Mr. Naeem-uz-Zafar; Member Social Sector; Ministry of Planning, Development and Reform, presented an overview of the Sustainable Development Goals and targets and said;
“It’s naive to think that our country can progress without including the women. I see SDGs as a big opportunity. We must for instance look at the labour market, both informal and formal. We have to see what hindrances these areas have for women, then solve them.”
Ms. Uzma Quresh, Programme Coordinator Women’s Economic Empowerment Program-UN WOMEN Pakistan walked the participants through the different indicators of SDG no. 5. She highlighted the challenges faced by Pakistan within areas of violence, child marriages, discrimination, domestic work, unpaid care, access to clean water and access to public services.
Ms. Sarah Zaman, Director for Bodily Rights, Shirkat Gah, presented on SDGs from a gender perspective and shared limitations, challenges and opportunities on how to localize the SDGs.
The participants then formed into 6 groups with representation from Government departments and civil society. After the deliberations the 6 groups presented their findings/suggestions on various SDGs.
At the end of the group presentations and the discussions that followed, it was suggested that a full day consultation be held to engage subject experts and relevant stakeholders in further discussions and deliberations on the SDG indicators from a gender perspective.
Mr. Asif Bajwa, Chief Statistician, Pakistan Bureau of Statistics, said in his closing remarks;
“We have to temper our wish list with what is possible to achieve based on the technology, expertise, resources and abilities that are available in Pakistan”.
Mr. Bajwa emphasized that the Pakistan Bureau of Statistics is currently compliant to the System of National Accounts (SNA) and is determined to work towards proper intervention at the global level as there is a small window of proposing gender sensitive indicators during the UN Statistical Division’s meeting in March. He appreciated the getting together of such a diverse group of relevant stakeholders to push the discussions on gender sensitive indicators for SDGs forward as this is the need of the hour, keeping in mind the SDG are to be implemented by January 2016. He shared that the PBS envisions working in collaboration with NCSW for the proper documentation and data collection on gender related issues
Ms.
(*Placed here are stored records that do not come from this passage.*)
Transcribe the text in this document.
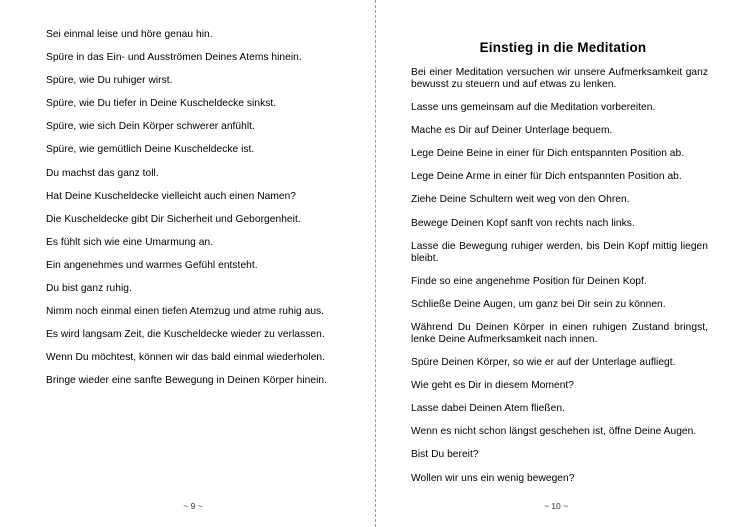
Sei einmal leise und höre genau hin.

Spüre in das Ein- und Ausströmen Deines Atems hinein.

Spüre, wie Du ruhiger wirst.

Spüre, wie Du tiefer in Deine Kuscheldecke sinkst.

Spüre, wie sich Dein Körper schwerer anfühlt.

Spüre, wie gemütlich Deine Kuscheldecke ist.

Du machst das ganz toll.

Hat Deine Kuscheldecke vielleicht auch einen Namen?

Die Kuscheldecke gibt Dir Sicherheit und Geborgenheit.

Es fühlt sich wie eine Umarmung an.

Ein angenehmes und warmes Gefühl entsteht.

Du bist ganz ruhig.

Nimm noch einmal einen tiefen Atemzug und atme ruhig aus.

Es wird langsam Zeit, die Kuscheldecke wieder zu verlassen.

Wenn Du möchtest, können wir das bald einmal wiederholen.

Bringe wieder eine sanfte Bewegung in Deinen Körper hinein.

~ 9 ~
Einstieg in die Meditation

Bei einer Meditation versuchen wir unsere Aufmerksamkeit ganz bewusst zu steuern und auf etwas zu lenken.

Lasse uns gemeinsam auf die Meditation vorbereiten.

Mache es Dir auf Deiner Unterlage bequem.

Lege Deine Beine in einer für Dich entspannten Position ab.

Lege Deine Arme in einer für Dich entspannten Position ab.

Ziehe Deine Schultern weit weg von den Ohren.

Bewege Deinen Kopf sanft von rechts nach links.

Lasse die Bewegung ruhiger werden, bis Dein Kopf mittig liegen bleibt.

Finde so eine angenehme Position für Deinen Kopf.

Schließe Deine Augen, um ganz bei Dir sein zu können.

Während Du Deinen Körper in einen ruhigen Zustand bringst, lenke Deine Aufmerksamkeit nach innen.

Spüre Deinen Körper, so wie er auf der Unterlage aufliegt.

Wie geht es Dir in diesem Moment?

Lasse dabei Deinen Atem fließen.

Wenn es nicht schon längst geschehen ist, öffne Deine Augen.

Bist Du bereit?

Wollen wir uns ein wenig bewegen?

~ 10 ~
Khawar Mumtaz supplemented by saying that it had been an extremely useful exchange of knowledge. She also acknowledged the technical advice and support of the Pakistan Bureau of Statistics and UNWOMEN for the upcoming Survey on the Economic and Social Wellbeing and also other endeavours that the NCSW has previously been pursuing.
“This is just the beginning, more steps are needed. We need to also be mindful that there are other sector meetings and discussions taking place. Therefore it is important to prioritize and see where intervention can be done rather than being seen as a standalone process.”